The most well-studied example of a stochastic process is Brownian motion. The deep connection between the Laplacian as being the generator of Brownian motion (up to a constant) naturally extends to the setting of (smooth Riemannian) manifolds. This has led to a completely new research area called Stochastic Differential Geometry, i.e. the stochastic analysis on manifolds. Stochastic methods open ways to solve analytic and geometric problems in a much more elegant fashion. Hence, we discuss briefly modern notions and key concepts of this relatively young and interdisciplinary subject.
Starting from the well-known notion of a flow to a vector field, we will show that stochastic flows naturally extend to a flow to a partial differential operator.

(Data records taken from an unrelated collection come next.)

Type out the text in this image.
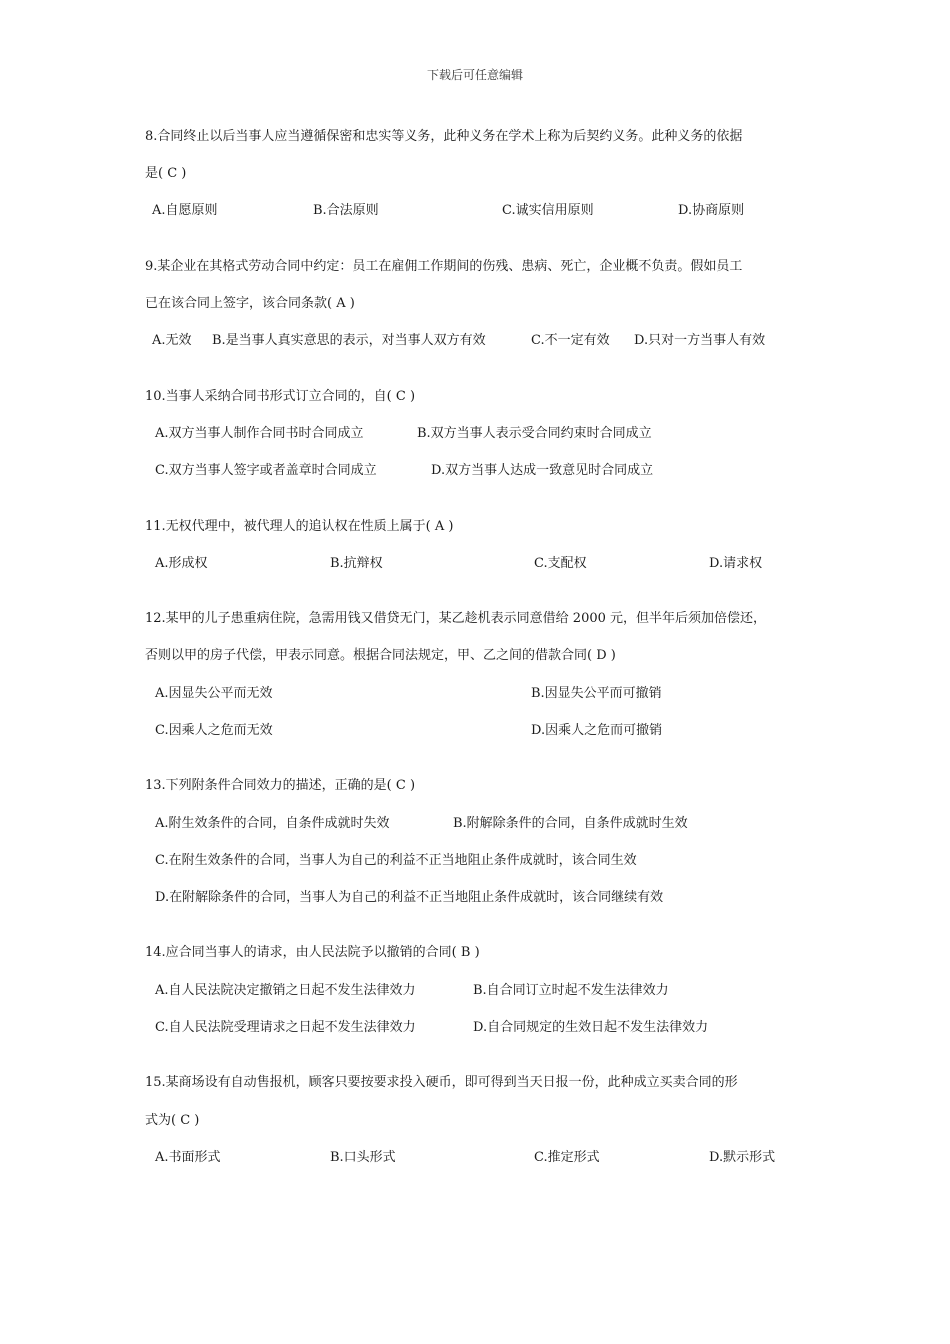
下载后可任意编辑
8.合同终止以后当事人应当遵循保密和忠实等义务，此种义务在学术上称为后契约义务。此种义务的依据
是( C )
A.自愿原则	B.合法原则	C.诚实信用原则	D.协商原则
9.某企业在其格式劳动合同中约定：员工在雇佣工作期间的伤残、患病、死亡，企业概不负责。假如员工
已在该合同上签字，该合同条款( A )
A.无效 B.是当事人真实意思的表示，对当事人双方有效	C.不一定有效 D.只对一方当事人有效
10.当事人采纳合同书形式订立合同的，自( C )
A.双方当事人制作合同书时合同成立	B.双方当事人表示受合同约束时合同成立
C.双方当事人签字或者盖章时合同成立	D.双方当事人达成一致意见时合同成立
11.无权代理中，被代理人的追认权在性质上属于( A )
A.形成权	B.抗辩权	C.支配权	D.请求权
12.某甲的儿子患重病住院，急需用钱又借贷无门，某乙趁机表示同意借给 2000 元，但半年后须加倍偿还，
否则以甲的房子代偿，甲表示同意。根据合同法规定，甲、乙之间的借款合同( D )
A.因显失公平而无效	B.因显失公平而可撤销
C.因乘人之危而无效	D.因乘人之危而可撤销
13.下列附条件合同效力的描述，正确的是( C )
A.附生效条件的合同，自条件成就时失效	B.附解除条件的合同，自条件成就时生效
C.在附生效条件的合同，当事人为自己的利益不正当地阻止条件成就时，该合同生效
D.在附解除条件的合同，当事人为自己的利益不正当地阻止条件成就时，该合同继续有效
14.应合同当事人的请求，由人民法院予以撤销的合同( B )
A.自人民法院决定撤销之日起不发生法律效力	B.自合同订立时起不发生法律效力
C.自人民法院受理请求之日起不发生法律效力	D.自合同规定的生效日起不发生法律效力
15.某商场设有自动售报机，顾客只要按要求投入硬币，即可得到当天日报一份，此种成立买卖合同的形
式为( C )
A.书面形式	B.口头形式	C.推定形式	D.默示形式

As an application we sketch how these concepts can be used to give an elegant and short proof for existence and uniqueness of a solution to the Dirichlet problem.
This leads to the definition of Brownian motion on (smooth Riemannian) manifolds: the intrinsic approach as solution to the usual martingale problem using a Whitney embedding and the Eells-Elworthy-Malliavin approach using the projection from the orthonormal frame bundle.
Finally, we briefly discuss applications. In particular, curvature and gradient estimates of the heat semigroup.
Concerning the broad audience, all notions will be briefly introduced during the talk as needed.